Increasing access to quality behavioral health services should be a part of this conversation and is a part of the solution. However, instead of a budget that supports growth in services and one that supports the providers who are in the community serving each day, meeting consumers where they are, DBH’s budget proposes cuts ($4.4 million cut to local dollars, a $5 million cut to the Medicaid local match, which is a spending reduction of $16.7 million) that equate to a distressing $21.1 million in local and Medicaid service spending for community-based services. This budget puts providers at risk of being forced to cut services and staff and thus serve even fewer people than they are currently serving in the current fiscal year.
These cuts are proposed while people are experiencing a multitude of traumas: D.C. residents have been forced into isolation for their safety from a virus, have struggled to homeschool their children and fear their efforts have fallen short, have become one of the tens of thousands of D.C. residents that are now unemployed, have no idea how they will catch up on rent and utilities once the public health emergency ends, have watched yet another video of a Black person die at the hands of state-sanctioned violence and have experienced fear for their own Black life or the Black life of a loved one.
These are only some of the current stressors that threaten the mental stability and the sobriety of many residents. Even before this pandemic, 20% of Black D.C. residents already reported fair or poor mental health, compared to 4% of White residents, and that number has likely grown.
3. Equity cannot simply be a buzzword.
It must become an intentional process and outcome measure. And with DBH reporting that 75% of its mental health consumers and 87% of substance use disorder consumers identify as Black, it is likely that a loss in services will be most harmful to Black D.C. residents.
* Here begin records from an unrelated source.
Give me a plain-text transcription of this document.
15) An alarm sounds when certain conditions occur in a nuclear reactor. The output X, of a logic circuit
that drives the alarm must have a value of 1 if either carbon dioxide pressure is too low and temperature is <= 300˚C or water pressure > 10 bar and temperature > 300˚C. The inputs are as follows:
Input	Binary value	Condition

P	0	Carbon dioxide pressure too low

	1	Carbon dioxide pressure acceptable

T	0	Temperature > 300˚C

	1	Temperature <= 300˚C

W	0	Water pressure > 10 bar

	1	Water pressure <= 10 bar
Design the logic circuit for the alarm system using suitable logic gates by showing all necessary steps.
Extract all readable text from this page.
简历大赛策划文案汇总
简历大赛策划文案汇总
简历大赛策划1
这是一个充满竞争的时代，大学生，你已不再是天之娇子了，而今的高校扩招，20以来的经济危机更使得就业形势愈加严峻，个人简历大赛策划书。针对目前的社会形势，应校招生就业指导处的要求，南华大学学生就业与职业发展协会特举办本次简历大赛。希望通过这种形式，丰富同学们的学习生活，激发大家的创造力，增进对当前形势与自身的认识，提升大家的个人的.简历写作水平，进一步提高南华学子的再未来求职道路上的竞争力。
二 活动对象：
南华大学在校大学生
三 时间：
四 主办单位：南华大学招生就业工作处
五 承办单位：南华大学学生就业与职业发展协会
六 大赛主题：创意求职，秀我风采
4. SOME does not disagree that spending should shift from payment for volume to payment for value.
However, no data is given to support the assumption that providers are spending too much. We call for DBH to better assess and collaborate with the provider community and consumer advocates to address desired changes without imposing an immediate impact on patient services, as well as to create a comprehensive implementation plan before any changes are made.
5. Last, SOME also asks that the Committee consider a possible second wave of coronavirus when reviewing DBH’s budget.
We certainly hope we have made it through the worst of it, but we cannot ignore the possibility. Providers have already incurred several financial costs to ensure that our clients are able to continue accessing services and will need to continue purchasing PPE, even more sanitation supplies and cleaning services, etc., to offer services as safely as possible as the city embarks on reopening. These ongoing expenses should be considered for DBH’s budget in support of providers. We are thankful for the expansion of telehealth services and encourage the continuance of these changes after the public health emergency ends.
SOME appreciates the opportunity to offer these comments, and we are grateful for the role we play in helping our neighbors stabilize their mental health and heal from drug abuse with respect and dignity.